Esses 35 por cento não deverão preocupar a maioria dos brasileiros, porque só vão incidir sobre os rendimentos da reduzida faixa dos que ganham mais. Não dos ricos, é claro, porque rico não paga Imposto de Renda. Tenho amigos e conhecidos ricos que botam tudo "nas firmas" e, oficialmente, vivem com rendas de indigentes, uns trocadinhos para comprar um eventual chiclete, de forma que costumam receber restituição, depois que declaram seu minguado dinheirinho. E, mais claro ainda, tampouco dos bancos, pois faz um par de anos que jornais publicaram uma impressionante relação de bancos que tinham lucro mas não pagavam um centavo de Imposto de Renda. Ou seja, tudo indica que, no governo da mudança, não vai mudar nada em favor do assalariado ou de quem tem seu Imposto de Renda descontado na fonte. Esse, ao contrário dos ricos e bancos, vai pagar e, se chiar pelo fato de estar trabalhando uns quatro meses de graça, para dar o dinheiro ao governo e ainda pagar mais depois da declaração, será um reles impatriota, com perdão da má palavra.

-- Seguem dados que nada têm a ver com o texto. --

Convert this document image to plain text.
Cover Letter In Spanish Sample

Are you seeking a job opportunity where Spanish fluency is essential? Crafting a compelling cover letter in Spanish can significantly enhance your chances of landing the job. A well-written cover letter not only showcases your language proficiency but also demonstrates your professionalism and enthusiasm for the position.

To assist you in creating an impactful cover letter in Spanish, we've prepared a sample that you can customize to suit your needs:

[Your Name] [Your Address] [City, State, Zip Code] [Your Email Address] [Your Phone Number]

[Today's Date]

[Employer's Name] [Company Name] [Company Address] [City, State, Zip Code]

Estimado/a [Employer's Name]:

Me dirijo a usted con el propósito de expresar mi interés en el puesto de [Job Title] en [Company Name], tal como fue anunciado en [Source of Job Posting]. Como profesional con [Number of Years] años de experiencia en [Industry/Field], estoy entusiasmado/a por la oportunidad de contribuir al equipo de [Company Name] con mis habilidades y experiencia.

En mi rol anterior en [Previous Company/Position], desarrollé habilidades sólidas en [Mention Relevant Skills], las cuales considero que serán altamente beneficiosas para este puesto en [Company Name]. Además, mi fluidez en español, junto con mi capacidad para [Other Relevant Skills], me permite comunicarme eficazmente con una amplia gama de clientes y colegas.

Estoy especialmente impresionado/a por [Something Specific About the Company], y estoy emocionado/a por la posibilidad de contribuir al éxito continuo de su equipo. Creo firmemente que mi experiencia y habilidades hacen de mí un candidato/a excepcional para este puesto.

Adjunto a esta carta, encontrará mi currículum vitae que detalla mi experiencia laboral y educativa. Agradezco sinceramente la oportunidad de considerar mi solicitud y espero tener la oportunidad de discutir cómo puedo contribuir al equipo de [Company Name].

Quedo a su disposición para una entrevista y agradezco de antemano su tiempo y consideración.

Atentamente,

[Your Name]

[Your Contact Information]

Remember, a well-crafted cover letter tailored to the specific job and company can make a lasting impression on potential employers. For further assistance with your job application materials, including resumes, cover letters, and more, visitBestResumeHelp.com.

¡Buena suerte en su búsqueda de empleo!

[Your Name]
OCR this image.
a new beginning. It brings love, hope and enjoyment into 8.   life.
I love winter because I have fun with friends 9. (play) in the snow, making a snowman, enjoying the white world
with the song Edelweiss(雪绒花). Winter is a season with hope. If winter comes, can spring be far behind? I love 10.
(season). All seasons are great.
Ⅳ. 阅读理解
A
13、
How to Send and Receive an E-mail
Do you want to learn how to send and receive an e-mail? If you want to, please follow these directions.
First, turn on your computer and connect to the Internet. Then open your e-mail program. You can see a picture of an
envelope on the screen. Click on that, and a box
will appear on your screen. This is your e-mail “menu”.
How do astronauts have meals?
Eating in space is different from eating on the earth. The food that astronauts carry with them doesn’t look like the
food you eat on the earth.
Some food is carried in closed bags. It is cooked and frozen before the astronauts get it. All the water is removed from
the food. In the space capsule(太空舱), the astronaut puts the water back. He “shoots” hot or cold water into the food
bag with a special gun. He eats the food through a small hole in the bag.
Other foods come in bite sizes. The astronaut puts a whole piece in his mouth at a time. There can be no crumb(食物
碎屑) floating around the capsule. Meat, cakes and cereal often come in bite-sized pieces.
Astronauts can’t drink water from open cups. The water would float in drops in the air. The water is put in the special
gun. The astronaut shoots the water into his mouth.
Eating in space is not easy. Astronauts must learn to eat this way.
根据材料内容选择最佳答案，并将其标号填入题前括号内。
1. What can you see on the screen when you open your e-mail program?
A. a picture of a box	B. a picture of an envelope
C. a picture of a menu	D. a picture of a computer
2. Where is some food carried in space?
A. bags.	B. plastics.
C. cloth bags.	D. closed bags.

Para não falar que também cogitam eliminar as deduções, todas ou a maioria. Já fazemos deduções generosíssimas, por exemplo, com a educação dos nossos filhos, que pagamos duas vezes, uma pela pública e outra pela particular, só que a pública não funciona e a particular é praticamente obrigatória para quem pode e quer que seus filhos tenham aulas e, quando tiverem, aulas em condições decentes para alunos e professores. Agora não, agora tudo indica que essa moleza vai acabar e que, finalmente, neste estado de atendimento social à altura da Suécia, vamos reconhecer o fato inelutável de que a principal função do governo é cobrar impostos. E não adianta nem querer conversar com alguma autoridade porque agora, deu também nos jornais, o governo, apesar de toda a transparência, ou que lá no ver dele seja isso, mandou seu pessoal calar a boca e falar o mínimo possível sobre o que está fazendo.
Grande desmancha-prazeres eu estou me saindo, não é? Onde já se viu querer estragar o carnaval alheio com esses assuntos que deverão vir à tona somente depois da Semana Santa, quando o ano começa a acabar? Aliás, não vou estragar nem mesmo o meu carnaval, quanto mais o alheio. É capaz de eu aparecer num dos camarotes do Sambódromo usando o colete à prova de balas que me deram de presente. Não tenho grana para um carro blindado, mas acho que posso dizer que vou sair de ministro Graziano.
Esta crônica foi publicada pelo jornal O Globo em 02/03/2003.